御朱印蒐集~滋賀県 犬上郡 多賀町~大瀧神社~

2018-08-26 20:00:00 | 御朱印蒐集・仏像・磐座・巨樹・古墳・滝・登山
 滋賀県犬上郡多賀町には「お多賀さん」で親しまれる「多賀大社」があり、多賀大社奥の院または別当といわれる「胡宮神社」、同じく多賀大社の奥宮あるいは末社と考えられている「大瀧神社」があります。
この3社にお参りすることを“多賀三社まいり”としているそうですが、これは歴史的な経緯があるというよりは観光やウォーキングコースとしての紹介のようですね。

これまで多賀3社の中で「大瀧神社」にだけは参詣する機会がなかったのですが、俗称「瀧の宮」と呼ばれる大瀧神社には景勝地「大蛇ヶ淵」があり、その激流を見たいこともあって参詣致しました。
大瀧神社は307号線を多賀大社から胡宮神社へ向かって南下した後、国道を折れて犬上川に沿い上流へと向かう道筋にありますが、道路脇には“シカ注意!”の看板がいくつか見られるような山間の自然豊かな場所にありました。
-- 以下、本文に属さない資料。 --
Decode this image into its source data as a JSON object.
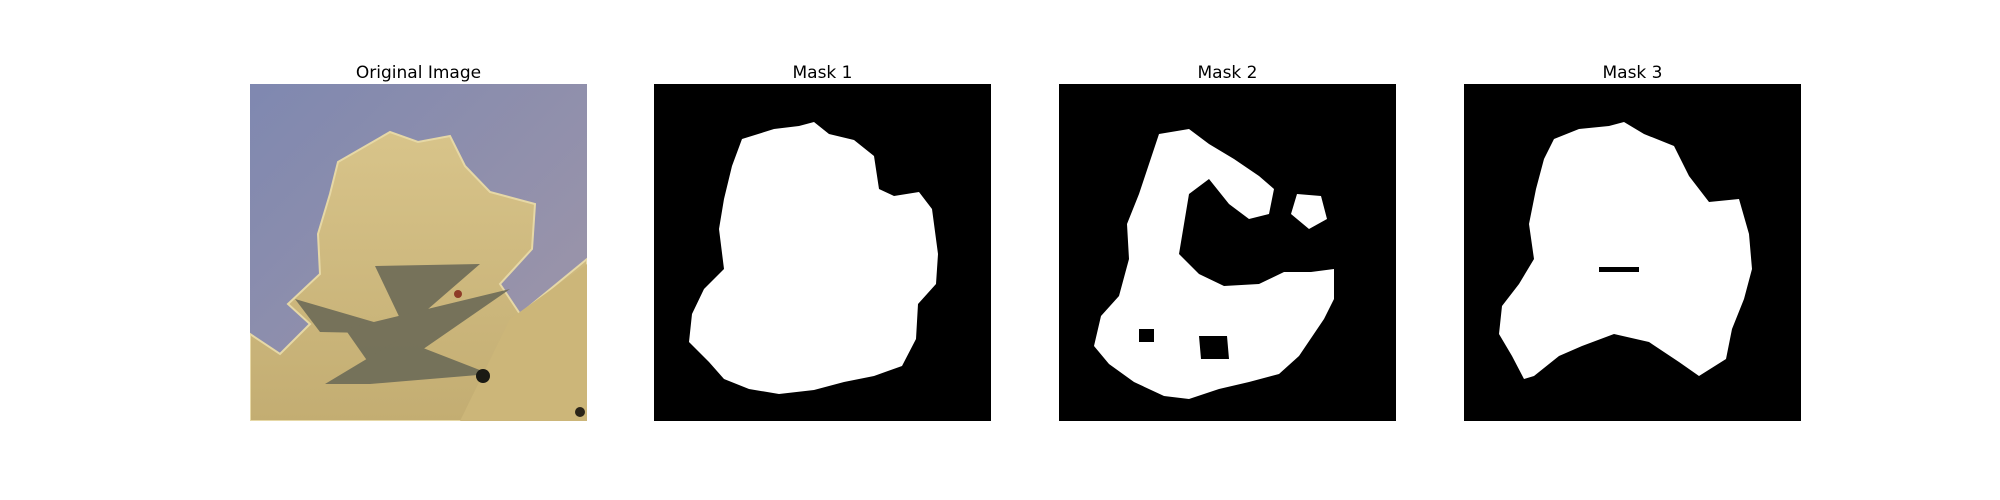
{
  "figure": {
    "panels": [
      {
        "title": "Original Image",
        "kind": "photo",
        "content": "leaf-with-overlay"
      },
      {
        "title": "Mask 1",
        "kind": "mask",
        "mask_color": "#ffffff",
        "background": "#000000"
      },
      {
        "title": "Mask 2",
        "kind": "mask",
        "mask_color": "#ffffff",
        "background": "#000000"
      },
      {
        "title": "Mask 3",
        "kind": "mask",
        "mask_color": "#ffffff",
        "background": "#000000"
      }
    ]
  },
  "colors": {
    "photo_background": "#8e8fa4",
    "leaf": "#c8b57a",
    "overlay_shape": "#6f6d58",
    "mask_on": "#ffffff",
    "mask_off": "#000000"
  }
}
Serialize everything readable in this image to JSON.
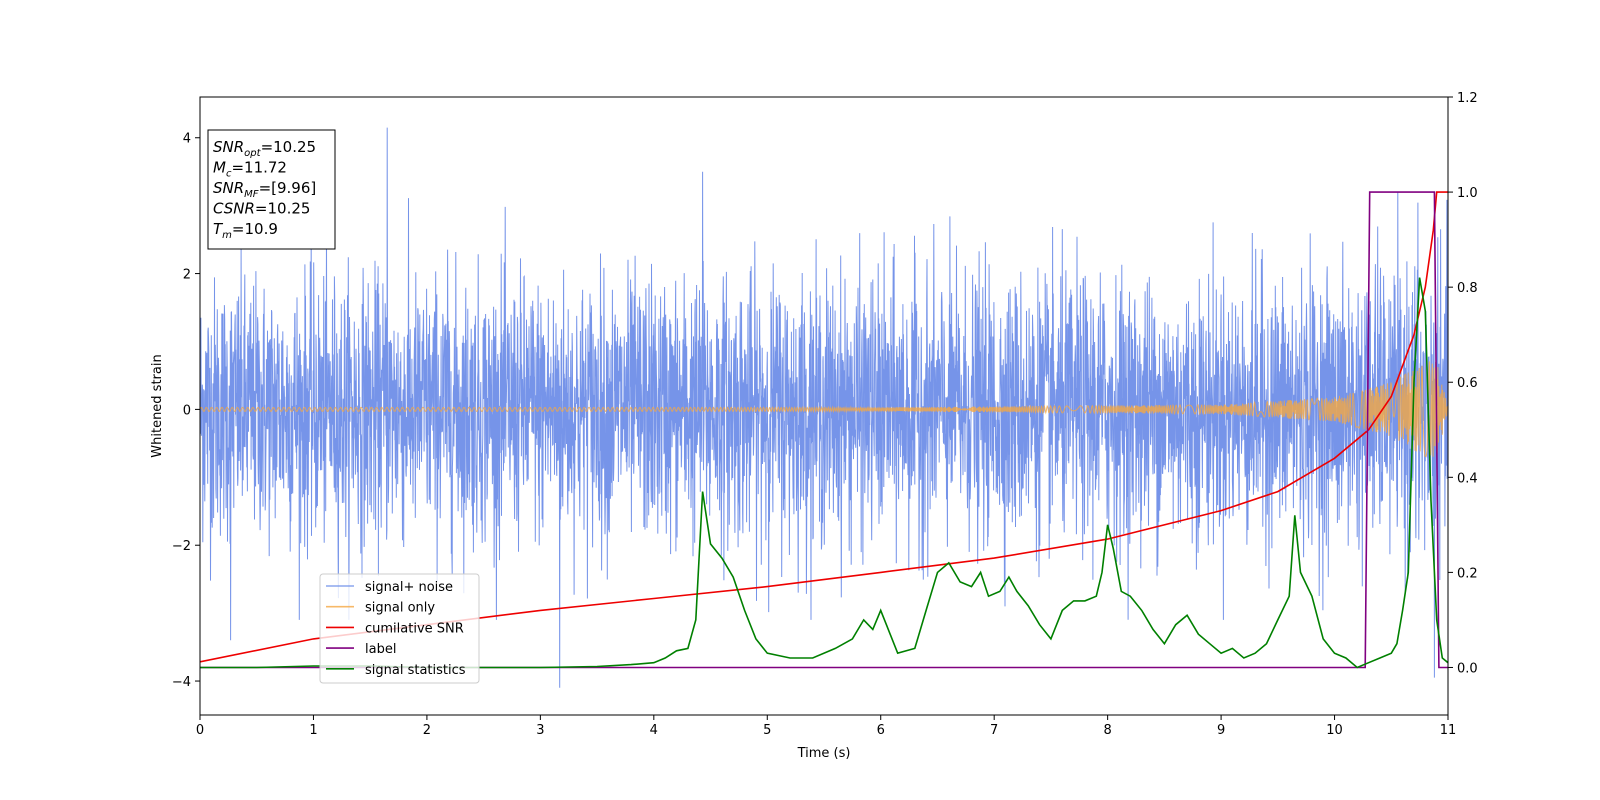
{
  "chart_data": {
    "type": "line",
    "xlabel": "Time (s)",
    "ylabel": "Whitened strain",
    "xlim": [
      0,
      11
    ],
    "ylim_left": [
      -4.5,
      4.6
    ],
    "ylim_right": [
      -0.1,
      1.2
    ],
    "x_ticks": [
      0,
      1,
      2,
      3,
      4,
      5,
      6,
      7,
      8,
      9,
      10,
      11
    ],
    "y_ticks_left": [
      -4,
      -2,
      0,
      2,
      4
    ],
    "y_ticks_right": [
      0.0,
      0.2,
      0.4,
      0.6,
      0.8,
      1.0,
      1.2
    ],
    "grid": false,
    "legend_position": "lower-left",
    "info_box": {
      "position": "upper-left",
      "lines": [
        {
          "name": "SNR",
          "sub": "opt",
          "value": "=10.25"
        },
        {
          "name": "M",
          "sub": "c",
          "value": "=11.72"
        },
        {
          "name": "SNR",
          "sub": "MF",
          "value": "=[9.96]"
        },
        {
          "name": "CSNR",
          "sub": "",
          "value": "=10.25"
        },
        {
          "name": "T",
          "sub": "m",
          "value": "=10.9"
        }
      ]
    },
    "series": [
      {
        "name": "signal+ noise",
        "color": "#6f8ee8",
        "axis": "left",
        "kind": "noise_band",
        "typical_range": [
          -2.0,
          2.0
        ],
        "notable_extremes": [
          [
            1.65,
            4.15
          ],
          [
            3.17,
            -4.1
          ],
          [
            10.88,
            -3.95
          ],
          [
            0.27,
            -3.4
          ],
          [
            4.43,
            3.5
          ]
        ]
      },
      {
        "name": "signal only",
        "color": "#f5a742",
        "axis": "left",
        "kind": "chirp_envelope",
        "envelope": {
          "t": [
            0,
            6.0,
            9.0,
            10.0,
            10.5,
            10.8,
            10.9,
            11.0
          ],
          "amp": [
            0.03,
            0.03,
            0.07,
            0.18,
            0.4,
            0.7,
            0.72,
            0.02
          ]
        }
      },
      {
        "name": "cumilative SNR",
        "color": "#ee0000",
        "axis": "right",
        "x": [
          0,
          1,
          2,
          3,
          4,
          5,
          6,
          7,
          8,
          9,
          9.5,
          10.0,
          10.3,
          10.5,
          10.7,
          10.8,
          10.87,
          10.9,
          11.0
        ],
        "y": [
          0.012,
          0.06,
          0.09,
          0.12,
          0.145,
          0.17,
          0.2,
          0.23,
          0.27,
          0.33,
          0.37,
          0.44,
          0.5,
          0.57,
          0.7,
          0.8,
          0.92,
          1.0,
          1.0
        ]
      },
      {
        "name": "label",
        "color": "#800080",
        "axis": "right",
        "x": [
          0,
          10.27,
          10.31,
          10.88,
          10.92,
          11.0
        ],
        "y": [
          0,
          0,
          1,
          1,
          0,
          0
        ]
      },
      {
        "name": "signal statistics",
        "color": "#008000",
        "axis": "right",
        "x": [
          0,
          0.5,
          1.0,
          1.5,
          2.0,
          2.5,
          3.0,
          3.5,
          3.8,
          4.0,
          4.1,
          4.2,
          4.3,
          4.37,
          4.43,
          4.5,
          4.6,
          4.7,
          4.8,
          4.9,
          5.0,
          5.2,
          5.4,
          5.6,
          5.75,
          5.85,
          5.93,
          6.0,
          6.05,
          6.15,
          6.3,
          6.4,
          6.5,
          6.6,
          6.7,
          6.8,
          6.88,
          6.95,
          7.05,
          7.13,
          7.2,
          7.3,
          7.4,
          7.5,
          7.6,
          7.7,
          7.8,
          7.9,
          7.95,
          8.0,
          8.05,
          8.12,
          8.2,
          8.3,
          8.4,
          8.5,
          8.6,
          8.7,
          8.8,
          8.9,
          9.0,
          9.1,
          9.2,
          9.3,
          9.4,
          9.5,
          9.6,
          9.65,
          9.7,
          9.8,
          9.9,
          10.0,
          10.1,
          10.2,
          10.3,
          10.4,
          10.5,
          10.55,
          10.6,
          10.65,
          10.7,
          10.75,
          10.8,
          10.85,
          10.9,
          10.95,
          11.0
        ],
        "y": [
          0.0,
          0.0,
          0.003,
          0.003,
          0.0,
          0.0,
          0.0,
          0.002,
          0.006,
          0.01,
          0.02,
          0.035,
          0.04,
          0.1,
          0.37,
          0.26,
          0.23,
          0.19,
          0.12,
          0.06,
          0.03,
          0.02,
          0.02,
          0.04,
          0.06,
          0.1,
          0.08,
          0.12,
          0.09,
          0.03,
          0.04,
          0.12,
          0.2,
          0.22,
          0.18,
          0.17,
          0.2,
          0.15,
          0.16,
          0.19,
          0.16,
          0.13,
          0.09,
          0.06,
          0.12,
          0.14,
          0.14,
          0.15,
          0.2,
          0.3,
          0.25,
          0.16,
          0.15,
          0.12,
          0.08,
          0.05,
          0.09,
          0.11,
          0.07,
          0.05,
          0.03,
          0.04,
          0.02,
          0.03,
          0.05,
          0.1,
          0.15,
          0.32,
          0.2,
          0.15,
          0.06,
          0.03,
          0.02,
          0.0,
          0.01,
          0.02,
          0.03,
          0.05,
          0.12,
          0.2,
          0.6,
          0.82,
          0.75,
          0.35,
          0.1,
          0.02,
          0.01
        ]
      }
    ]
  }
}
大瀧神社は社伝によると807年に坂上田村麻呂の願いにより建立されたとされ、その後の1638年に徳川家光によって造営され現在に至るとされます。
御祭神として祀られている神は「高龗神」「闇龗神」となり、この神は京都の貴船神社と同じ祭神となります。
大瀧・貴船の両社に共通して言えることは、社の付近に勢いのある清流が流れ「水源の神」を司る神ということです。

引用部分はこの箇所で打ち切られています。